Así empieza Contagio, la nueva película de Steven Soderbergh: a una velocidad que va tanto o más rápido que la pandemia de la que se ocupa. La idea, claramente, es poner al espectador en la misma situación en la que están aquellos –médicos, científicos, agencias de seguridad– que deben frenar el brote: corriendo siempre de atrás, perdiendo por varios cuerpos (literalmente) la carrera contra ese virus que parece peor que el SARS y el H1N1 juntos.

El guionista Scott Z. Burns (el mismo de Bourne: el ultimátum) sabe cómo encadenar situaciones, personajes y lugares disímiles de forma tal que vayan tejiendo una red apretada y compacta, de esas de las que no es fácil liberarse. Aquí incluso, a diferencia de lo que sucede en la saga Bourne, Burns no requiere siquiera de la suspensión de la incredulidad: las pandemias de las gripes porcina y aviar están demasiado frescas en la memoria de todo el mundo como para no aceptar como cierto o posible un brote similar, o aún peor. Y de acuerdo con las denuncias que se dispararon en su momento a raíz del rédito que habrían sacado algunos grandes laboratorios internacionales con la producción de las vacunas, tampoco cuesta demasiado imaginar el negocio que puede esconderse detrás. “Donde hay una necesidad, nace una oportunidad”, pronuncia alguien en Contagio.

A su vez, Soderbergh –quien ya había trabajado con un libreto de Burns en El desinformante– tiene el pulso justo para este tipo de historias. La cámara, que él mismo opera (muchas veces al hombro), consigue ubicarse siempre en el centro mismo de la escena, como si registrara todo en tiempo presente, vibrando a la par de sus personajes. O de sus microscopios: la sucesión de planos-detalle hace que allí donde hay manos, vasos o manijas, uno sólo vea bacterias.

El montaje, a su vez, es vertiginoso: no hay tiempo de reflexionar, sólo de actuar, parece decir la película, mientras Kate Winslet organiza la evacuación de toda una ciudad, Elliot Gould analiza compuestos para crear una vacuna, Marion Cotillard investiga el origen del virus en Asia y Laurence Fishburne sale corriendo de su despacho para una reunión de emergencia con los altos mandos de la seguridad estadounidense. “¿Y si alguien hubiera iniciado una guerra bacteriológica?”, pregunta un general entorchado de condecoraciones. A lo que el científico le responde: “No es necesario, los cerdos ya lo han hecho”.

En determinado momento, sin embargo, todo ese vértigo empieza a cansar. Así como al comienzo es difícil sustraerse a la atracción que genera no sólo la dinámica del film, sino también su premisa, pasada la mitad de sus 106 minutos algo comienza a fallar en el mecanismo, como si la narración fuera un ciclista pedaleando en el vacío. Lo que la película tenía para decir ya lo dijo, y muy bien, en sus primeros tramos, cuando la paranoia se expande más rápido que el virus. Pero luego, o bien se repite, o bien incorpora –como en el viejo cine catástrofe– algunas situaciones que pretenden mostrar la escala humana de sus personajes. Hay héroes (Matt Damon) y hay villanos (Jude Law), aunque Soderbergh se las ingenia para conseguir, dentro de lo posible, alguna escala de grises entre medio.

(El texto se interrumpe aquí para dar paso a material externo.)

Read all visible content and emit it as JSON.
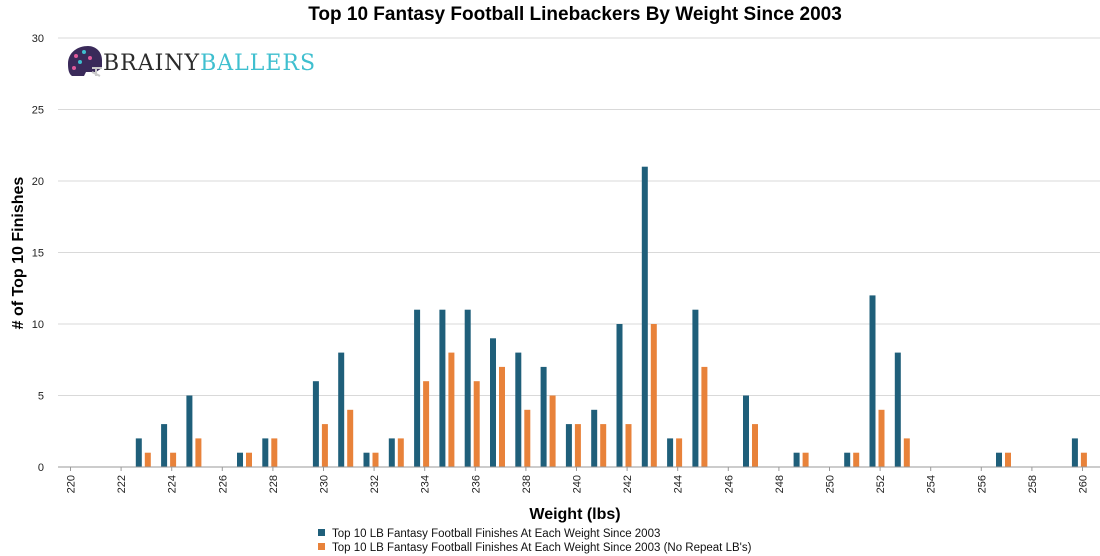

El determinismo de la brillante secuencia final –que se retrotrae al día uno de la pandemia, con su implacable cadena de causas y efectos– hace sospechar que Contagio pudo haber sido mejor película de la que es. Se extraña esa síntesis de la que es capaz en su epílogo y que parece incompatible con el rosario de rutilantes nombres propios que pueblan su elenco.